Boris’s children and Rupert’s children and, indeed, my children, will not suffer – or certainly not tolerate – thoughtless discrimination either against them or around them, and their presence will ultimately help reshape our institutions as much, if not more, than those immigrants who are already in high office. This is because they are coming to the fore in an internet age.

There was a time one sought, as a person of any non-UK background, to find commonality with the white folks – we listened to Music While You Work, watched Coronation Street and bought Christmas trees. The emphasis was on Englishness and trying to understand its essence.

With the internet and the proliferation of global trading, global brands, global travel and global communications, that trend has reversed. In the new economy, reach is all. The greater your connections across geographical boundaries, the more impressive your social capital.

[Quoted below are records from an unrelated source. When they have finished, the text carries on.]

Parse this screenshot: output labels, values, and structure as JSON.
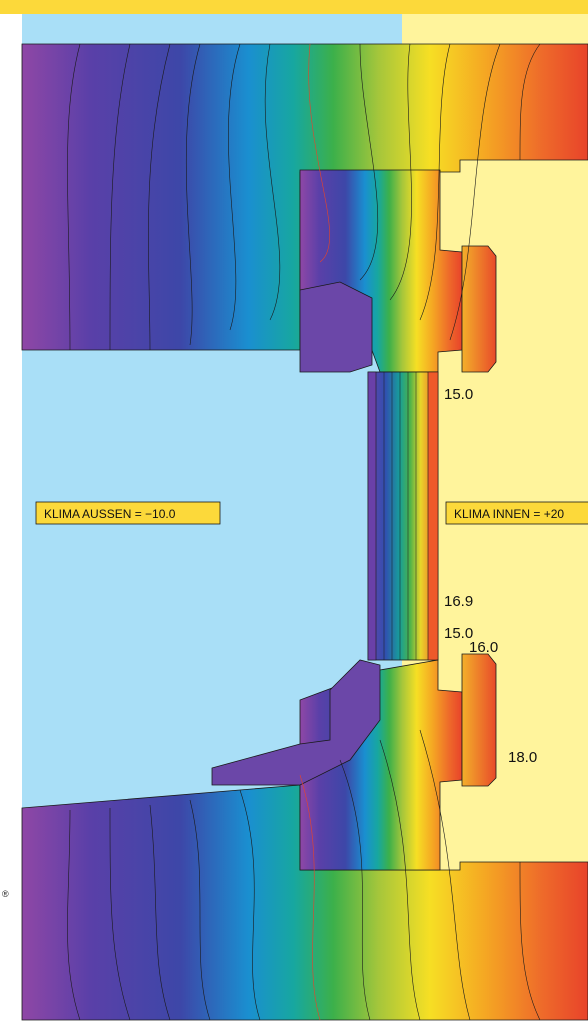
{
  "diagram": {
    "klima_aussen": "KLIMA AUSSEN = −10.0",
    "klima_innen": "KLIMA INNEN = +20",
    "temperature_labels": [
      "15.0",
      "16.9",
      "15.0",
      "16.0",
      "18.0"
    ],
    "corner_mark": "®"
  },
  "colors": {
    "top_band": "#fcd93a",
    "outside_climate": "#a9dff7",
    "inside_climate": "#fff49c",
    "label_box": "#fcd93a",
    "gradient": [
      "#8f47a6",
      "#3d47a8",
      "#1a8fd0",
      "#17a7a0",
      "#3cb04a",
      "#a5c63b",
      "#f6df24",
      "#f5a623",
      "#ee6a2a",
      "#e8432a"
    ]
  }
}
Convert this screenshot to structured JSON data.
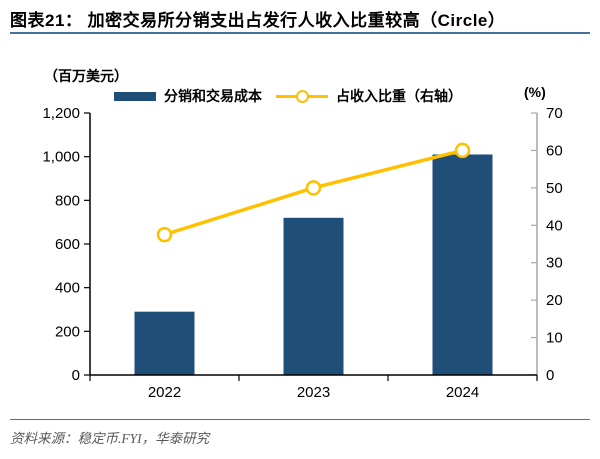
{
  "figure": {
    "id_label": "图表21",
    "title": "图表21： 加密交易所分销支出占发行人收入比重较高（Circle）",
    "source": "资料来源：稳定币.FYI，华泰研究"
  },
  "colors": {
    "bar": "#1F4E79",
    "line": "#FFC000",
    "marker_fill": "#FFFFFF",
    "axis_left": "#000000",
    "axis_right": "#A6A6A6",
    "rule": "#41719C",
    "source_text": "#595959"
  },
  "chart_data": {
    "type": "bar+line",
    "title": "加密交易所分销支出占发行人收入比重较高（Circle）",
    "categories": [
      "2022",
      "2023",
      "2024"
    ],
    "series": [
      {
        "name": "分销和交易成本",
        "type": "bar",
        "axis": "left",
        "color": "#1F4E79",
        "values": [
          290,
          720,
          1010
        ]
      },
      {
        "name": "占收入比重（右轴）",
        "type": "line",
        "axis": "right",
        "color": "#FFC000",
        "marker": "open-circle",
        "values": [
          37.5,
          50,
          60
        ]
      }
    ],
    "left_axis": {
      "label": "（百万美元）",
      "min": 0,
      "max": 1200,
      "step": 200,
      "tick_labels": [
        "0",
        "200",
        "400",
        "600",
        "800",
        "1,000",
        "1,200"
      ]
    },
    "right_axis": {
      "label": "(%)",
      "min": 0,
      "max": 70,
      "step": 10,
      "tick_labels": [
        "0",
        "10",
        "20",
        "30",
        "40",
        "50",
        "60",
        "70"
      ]
    },
    "legend_position": "top",
    "grid": false
  }
}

People are now looking for common connections to us brown folk. English friends now boast of tracing an aunty in India or a paternal grandfather with a second, black, wife in the West Indies. We are all want to be mixed-race in this new world.

Through genetics as well as global diversity, we are creating a new lingua franca. It is very exciting that the census confirms a small but steady movement towards citizens that embody the principles of global citizenship. They are a reminder to us all of Cedric Dover’s emerging – and perhaps, bigger? – plan.